30 years ago today: Whitesnake slithers into Vancouver, upstages Mötley Crüe

    1 of 3 2 of 3

      Thirty years ago today--on October 16, 1987--Whitesnake opened for Mötley Crüe at the Pacific Coliseum. 

      That was six days after Whitesnake's radio remix of "Here I Go Again"--a song originally released on its 1982 Saints & Sinners album--hit number one on the Billboard Hot 100 chart.

      You may also remember it from that video with Tawny Kitaen sprawled on the hood of a car.

      Anyway, Whitesnake blew the Crue away.

      Here's my review:

      ------------------------------------------------------

      A healthy-sized crowd of 12,000 packed the Pacific Coliseum last Friday (October 16) for a Mötley Crüe concert, but for a lot of people the main attraction was Whitesnake, the group that has lately taken over from Bon Jovi as the most popular hard rock/mainstream metal band around.

      Whitesnake is led by former Deep Purple vocalist David Coverdale, who earlier this year put together a veritable supergroup with former members of Quiet Riot (bassist Rudy Sarzo), Ozzy Osbourne (drummer Tommy Aldridge), Dio (guitarist Vivian Campbell), and Vandenberg (guitarist Adrian Vandenberg).
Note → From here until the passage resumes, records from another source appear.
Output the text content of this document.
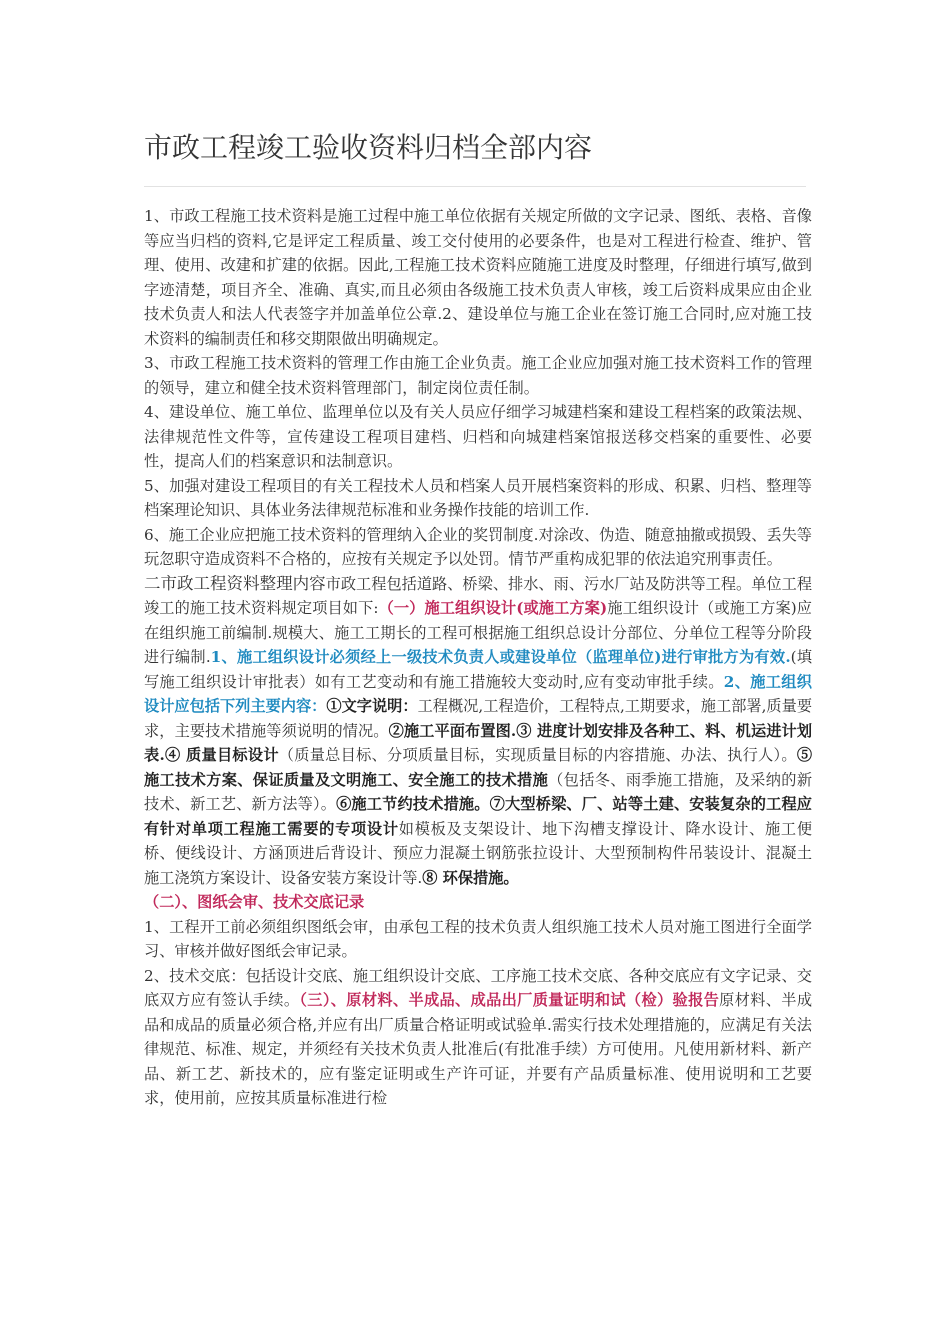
市政工程竣工验收资料归档全部内容

1、市政工程施工技术资料是施工过程中施工单位依据有关规定所做的文字记录、图纸、表格、音像等应当归档的资料,它是评定工程质量、竣工交付使用的必要条件，也是对工程进行检查、维护、管理、使用、改建和扩建的依据。因此,工程施工技术资料应随施工进度及时整理，仔细进行填写,做到字迹清楚，项目齐全、准确、真实,而且必须由各级施工技术负责人审核，竣工后资料成果应由企业技术负责人和法人代表签字并加盖单位公章.2、建设单位与施工企业在签订施工合同时,应对施工技术资料的编制责任和移交期限做出明确规定。

3、市政工程施工技术资料的管理工作由施工企业负责。施工企业应加强对施工技术资料工作的管理的领导，建立和健全技术资料管理部门，制定岗位责任制。

4、建设单位、施工单位、监理单位以及有关人员应仔细学习城建档案和建设工程档案的政策法规、法律规范性文件等，宣传建设工程项目建档、归档和向城建档案馆报送移交档案的重要性、必要性，提高人们的档案意识和法制意识。

5、加强对建设工程项目的有关工程技术人员和档案人员开展档案资料的形成、积累、归档、整理等档案理论知识、具体业务法律规范标准和业务操作技能的培训工作.

6、施工企业应把施工技术资料的管理纳入企业的奖罚制度.对涂改、伪造、随意抽撤或损毁、丢失等玩忽职守造成资料不合格的，应按有关规定予以处罚。情节严重构成犯罪的依法追究刑事责任。

二市政工程资料整理内容市政工程包括道路、桥梁、排水、雨、污水厂站及防洪等工程。单位工程竣工的施工技术资料规定项目如下:（一）施工组织设计(或施工方案)施工组织设计（或施工方案)应在组织施工前编制.规模大、施工工期长的工程可根据施工组织总设计分部位、分单位工程等分阶段进行编制.1、施工组织设计必须经上一级技术负责人或建设单位（监理单位)进行审批方为有效.(填写施工组织设计审批表）如有工艺变动和有施工措施较大变动时,应有变动审批手续。2、施工组织设计应包括下列主要内容：①文字说明：工程概况,工程造价，工程特点,工期要求，施工部署,质量要求，主要技术措施等须说明的情况。②施工平面布置图.③ 进度计划安排及各种工、料、机运进计划表.④ 质量目标设计（质量总目标、分项质量目标，实现质量目标的内容措施、办法、执行人）。⑤施工技术方案、保证质量及文明施工、安全施工的技术措施（包括冬、雨季施工措施，及采纳的新技术、新工艺、新方法等）。⑥施工节约技术措施。⑦大型桥梁、厂、站等土建、安装复杂的工程应有针对单项工程施工需要的专项设计如模板及支架设计、地下沟槽支撑设计、降水设计、施工便桥、便线设计、方涵顶进后背设计、预应力混凝土钢筋张拉设计、大型预制构件吊装设计、混凝土施工浇筑方案设计、设备安装方案设计等.⑧ 环保措施。

（二）、图纸会审、技术交底记录

1、工程开工前必须组织图纸会审，由承包工程的技术负责人组织施工技术人员对施工图进行全面学习、审核并做好图纸会审记录。

2、技术交底：包括设计交底、施工组织设计交底、工序施工技术交底、各种交底应有文字记录、交底双方应有签认手续。（三）、原材料、半成品、成品出厂质量证明和试（检）验报告原材料、半成品和成品的质量必须合格,并应有出厂质量合格证明或试验单.需实行技术处理措施的，应满足有关法律规范、标准、规定，并须经有关技术负责人批准后(有批准手续）方可使用。凡使用新材料、新产品、新工艺、新技术的，应有鉴定证明或生产许可证，并要有产品质量标准、使用说明和工艺要求，使用前，应按其质量标准进行检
The result is an incredibly talented hard rock quintet, and–as was evidenced last Friday–one that’s perfectly capable of blowing the more gimmick-oriented Motley boys right of the stage.

      Sporting a long black sequined cape and his lion’s mane of hair, Coverdale wasted no time getting the rock rolling. “Ere’s a song for ya!” he bellowed, and the band took off into “Bad Bad Boys”, a tune from their latest, self-titled LP.  Like Aerosmith’s Permanent Vacation and Bon Jovi’s Slippery When Wet, the Whitesnake album was (mostly) recorded at Little Mountain Sound, which is fast becoming the place to make records for the world’s top mainstream metal acts. “Ninety percent of the music you’ll be hearing tonight we recorded in this city,” Coverdale told the crowd, “and no doubt we’ll be back.”

      The band raged through their number one single, “Here I Go Again”, as well as the heavily Zeppelin-influenced “Still of the Night”. Throughout their set, the more brain-dead in the crowd let off firecrackers–especially the scary kind that whistle through the air and explode when you least expect it. Some guy threw a smoke bomb onto the stage to create his own little effect during Vivian Campbell’s equally smoking guitar solo. And at one point Coverdale lectured the young rowdies at the foot of the stage about watching out for each other. “If somebody goes down”, he told them, “for Chrissakes help him up!”

      When their time was up, Whitesnake left the stage to wild applause, but the house lights quickly went up to extinguish any hope of an encore. The roadies went directly to work clearing Mötley Crüe’s tennis-court sized stage, which provided lots of room for bassist Nikki Sixx to roll around on. (Just like he does in the video, kids!)

      To their credit, Mötley Crüe are a pretty good kick-ass rock ‘n’ roll band, but apart from a fine drummer in Tommy Lee (who drives the band), they’re nothing fancy in the musicianship department. That’s probably why they rely so much on mindless macho bravado to rouse their fans. Unlike other metals band such as Whitesnake, Judas Priest, Scorpions, and AC/DC–who let their songs and solos do the talking–Mötley Crüe take the crotch-rock route, using the F-word to infinity, seeing who can chug the most Jack Daniels onstage, and generally bragging about how sleazy and slimy they are. The kids eat it up, of course, but it doesn’t say much for the group’s confidence in their own music.

      And talk about gimmicks! You’ve never seen anything like Tommy Lee’s drumkit, which is pushed in the front of the stage, lifted up, tilted left and right, and then spun completely around–with a buckled-in Lee hammering away at the skins all the while. The show also featured towers of flame that shoot up from tubes imbedded in the stage, and explosions galore. Most of the songs accompanying all the hoopla were taken from Mötley Crüe’s latest album, the cleverly titled Girls, Girls, Girls.